From a practical standpoint, a coating with LPCGF could be achieved through a closed system created for the direct addition of LPCGF, within the implant tube, using needles. The procedure is easily reproducible in an outpatient setting, thanks to the dedicated implant tubes. However, when using CGF, although its concentration of VEGF at time zero was much higher than that in LPCGF, it entailed the opening of the tube for inserting the CGF, and its closure, before centrifugation. However, this last procedure (the opening of the tube and the addition of the CGF) took place in an open system, but with a contiguity of time and space that did not limit its clinical application.

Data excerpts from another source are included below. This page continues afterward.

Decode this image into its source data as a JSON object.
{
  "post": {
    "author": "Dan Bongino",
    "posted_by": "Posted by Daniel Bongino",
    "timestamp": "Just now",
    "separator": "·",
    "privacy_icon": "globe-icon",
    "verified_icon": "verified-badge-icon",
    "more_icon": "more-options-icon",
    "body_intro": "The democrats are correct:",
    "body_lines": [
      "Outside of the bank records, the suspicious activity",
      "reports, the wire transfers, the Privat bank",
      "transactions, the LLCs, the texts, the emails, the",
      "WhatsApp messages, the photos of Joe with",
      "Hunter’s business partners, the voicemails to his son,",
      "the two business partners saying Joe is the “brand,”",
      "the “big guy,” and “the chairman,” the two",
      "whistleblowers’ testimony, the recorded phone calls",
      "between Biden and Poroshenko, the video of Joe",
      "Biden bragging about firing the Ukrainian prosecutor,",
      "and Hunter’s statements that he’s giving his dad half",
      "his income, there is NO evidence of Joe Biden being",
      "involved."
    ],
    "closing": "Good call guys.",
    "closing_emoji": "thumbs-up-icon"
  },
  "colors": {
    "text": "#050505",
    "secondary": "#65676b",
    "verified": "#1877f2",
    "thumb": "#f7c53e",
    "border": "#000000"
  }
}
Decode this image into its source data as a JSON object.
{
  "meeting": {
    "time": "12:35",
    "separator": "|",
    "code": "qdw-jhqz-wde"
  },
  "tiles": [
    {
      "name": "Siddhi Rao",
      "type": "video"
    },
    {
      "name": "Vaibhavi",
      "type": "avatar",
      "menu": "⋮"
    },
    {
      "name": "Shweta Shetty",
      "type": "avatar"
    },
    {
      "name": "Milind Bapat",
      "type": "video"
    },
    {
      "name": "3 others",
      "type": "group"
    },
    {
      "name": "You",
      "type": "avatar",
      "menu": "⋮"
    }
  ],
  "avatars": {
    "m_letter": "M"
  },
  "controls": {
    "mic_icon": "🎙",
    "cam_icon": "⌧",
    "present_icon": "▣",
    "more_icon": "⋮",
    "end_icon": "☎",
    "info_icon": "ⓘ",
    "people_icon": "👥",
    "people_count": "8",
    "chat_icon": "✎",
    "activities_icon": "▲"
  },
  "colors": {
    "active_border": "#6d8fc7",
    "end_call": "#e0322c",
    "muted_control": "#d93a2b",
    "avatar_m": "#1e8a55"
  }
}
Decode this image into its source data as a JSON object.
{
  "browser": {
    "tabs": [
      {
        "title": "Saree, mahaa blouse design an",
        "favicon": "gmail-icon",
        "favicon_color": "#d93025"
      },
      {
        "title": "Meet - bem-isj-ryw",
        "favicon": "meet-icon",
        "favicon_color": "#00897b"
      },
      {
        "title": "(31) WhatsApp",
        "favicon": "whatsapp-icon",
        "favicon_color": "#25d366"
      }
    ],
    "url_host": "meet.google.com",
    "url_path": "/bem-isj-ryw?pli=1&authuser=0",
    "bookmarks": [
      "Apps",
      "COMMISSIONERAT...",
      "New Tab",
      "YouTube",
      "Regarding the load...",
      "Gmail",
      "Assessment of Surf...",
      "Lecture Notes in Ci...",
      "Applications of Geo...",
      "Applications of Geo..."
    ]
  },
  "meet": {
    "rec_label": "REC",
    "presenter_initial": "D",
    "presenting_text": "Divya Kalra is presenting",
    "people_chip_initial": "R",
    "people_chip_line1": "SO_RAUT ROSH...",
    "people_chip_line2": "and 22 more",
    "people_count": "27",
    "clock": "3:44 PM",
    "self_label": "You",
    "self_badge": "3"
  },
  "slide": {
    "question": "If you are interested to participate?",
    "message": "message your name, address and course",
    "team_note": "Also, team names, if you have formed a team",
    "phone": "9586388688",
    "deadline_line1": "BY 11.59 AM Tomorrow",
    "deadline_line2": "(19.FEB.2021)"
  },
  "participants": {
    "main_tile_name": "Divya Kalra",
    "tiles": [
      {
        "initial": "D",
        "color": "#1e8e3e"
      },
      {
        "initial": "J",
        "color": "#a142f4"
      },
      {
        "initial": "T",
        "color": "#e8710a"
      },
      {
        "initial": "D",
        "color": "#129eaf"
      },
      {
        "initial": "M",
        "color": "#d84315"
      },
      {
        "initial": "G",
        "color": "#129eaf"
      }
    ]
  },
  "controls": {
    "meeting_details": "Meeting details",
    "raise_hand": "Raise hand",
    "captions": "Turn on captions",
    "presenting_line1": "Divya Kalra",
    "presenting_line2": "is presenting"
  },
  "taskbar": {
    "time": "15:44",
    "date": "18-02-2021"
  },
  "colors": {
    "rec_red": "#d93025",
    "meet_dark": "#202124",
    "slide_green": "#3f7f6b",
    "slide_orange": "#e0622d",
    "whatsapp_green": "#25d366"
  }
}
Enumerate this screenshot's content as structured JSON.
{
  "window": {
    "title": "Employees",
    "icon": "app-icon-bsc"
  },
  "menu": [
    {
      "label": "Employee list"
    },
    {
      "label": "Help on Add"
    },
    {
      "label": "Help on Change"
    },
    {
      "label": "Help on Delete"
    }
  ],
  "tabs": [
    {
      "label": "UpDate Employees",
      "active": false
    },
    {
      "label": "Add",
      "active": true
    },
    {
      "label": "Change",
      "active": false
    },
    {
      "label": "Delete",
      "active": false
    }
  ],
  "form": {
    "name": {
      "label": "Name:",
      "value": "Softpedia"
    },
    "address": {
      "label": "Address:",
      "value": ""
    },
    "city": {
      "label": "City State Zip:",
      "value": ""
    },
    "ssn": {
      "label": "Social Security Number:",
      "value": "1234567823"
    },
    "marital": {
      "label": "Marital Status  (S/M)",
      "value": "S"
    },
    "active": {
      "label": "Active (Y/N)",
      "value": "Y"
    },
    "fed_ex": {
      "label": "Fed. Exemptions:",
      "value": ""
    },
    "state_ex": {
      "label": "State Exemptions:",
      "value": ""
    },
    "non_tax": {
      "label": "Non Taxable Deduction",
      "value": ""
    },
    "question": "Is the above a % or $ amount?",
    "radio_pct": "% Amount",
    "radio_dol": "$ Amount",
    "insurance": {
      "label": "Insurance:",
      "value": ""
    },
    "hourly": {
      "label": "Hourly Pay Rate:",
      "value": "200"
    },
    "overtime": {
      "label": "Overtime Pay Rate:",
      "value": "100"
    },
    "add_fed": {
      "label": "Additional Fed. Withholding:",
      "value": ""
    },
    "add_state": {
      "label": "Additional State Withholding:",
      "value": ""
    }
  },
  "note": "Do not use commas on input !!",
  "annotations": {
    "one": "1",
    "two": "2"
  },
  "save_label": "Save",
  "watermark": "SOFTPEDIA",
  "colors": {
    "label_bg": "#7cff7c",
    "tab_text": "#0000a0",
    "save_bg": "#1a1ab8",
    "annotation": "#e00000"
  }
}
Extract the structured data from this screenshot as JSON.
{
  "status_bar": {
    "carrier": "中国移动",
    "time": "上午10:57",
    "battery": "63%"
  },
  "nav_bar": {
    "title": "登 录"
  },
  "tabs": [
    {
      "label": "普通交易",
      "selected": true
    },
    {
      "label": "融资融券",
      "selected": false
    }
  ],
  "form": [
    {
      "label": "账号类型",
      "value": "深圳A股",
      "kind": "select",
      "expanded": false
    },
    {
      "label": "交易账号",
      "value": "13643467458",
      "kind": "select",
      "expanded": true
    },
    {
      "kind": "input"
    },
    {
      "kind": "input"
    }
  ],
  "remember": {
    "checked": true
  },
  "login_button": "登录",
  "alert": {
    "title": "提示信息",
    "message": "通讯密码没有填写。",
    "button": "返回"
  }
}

From a clinical point of view, it would be very important and interesting to evaluate if a slow and gradual release of VEGF by LPCG, over time, would be more effective, than a quick release of VEGF by CGF. In fact, the presence of VEGF on the implant surface was crucial, since this growth factor could improve the osseointegration of the dental implant [
16].
Incorporation of the CGF/ LPCGF on the surface of the titanium implant could be carried out in private practice, but always according to the national laws of a country, which might be different from one country to another. The organization should first obtain all necessary authorizations for medical and surgical practice.
4. Conclusions
The results reported here showed that a titanium dental implant surface, permeated with CGF or LPCGF, contained fibrin, which is fundamental to accommodate the cellular network. The permeated dental implant surface was found to slowly release VEGF, a growth factor indispensable in creating intercellular communication and neo-angiogenesis, during bone regeneration and healing [
17,
18,
19].
The devices used in this study could be employed to produce the first biologically active implant surface, permeated with both fibrin (which is essential to accommodate the cellular network) and growth factors (which are essential to create intercellular communication and neo-angiogenesis). By using this procedure, the osseointegration process becomes bilateral, operating both from the bone towards the implant, and from the implant towards the bone. This could reduce healing time and potentiate the physiological response.
It will, thus, become possible to expand the application of this type of surface in other fields of medicine, including orthopedics, maxillofacial surgery, and plastic surgery. Further studies are needed to investigate the use of biologically active surfaces, in greater depth, and to further improve the implant micro-surfaces, making them increasingly permeated by the autologous growth factors.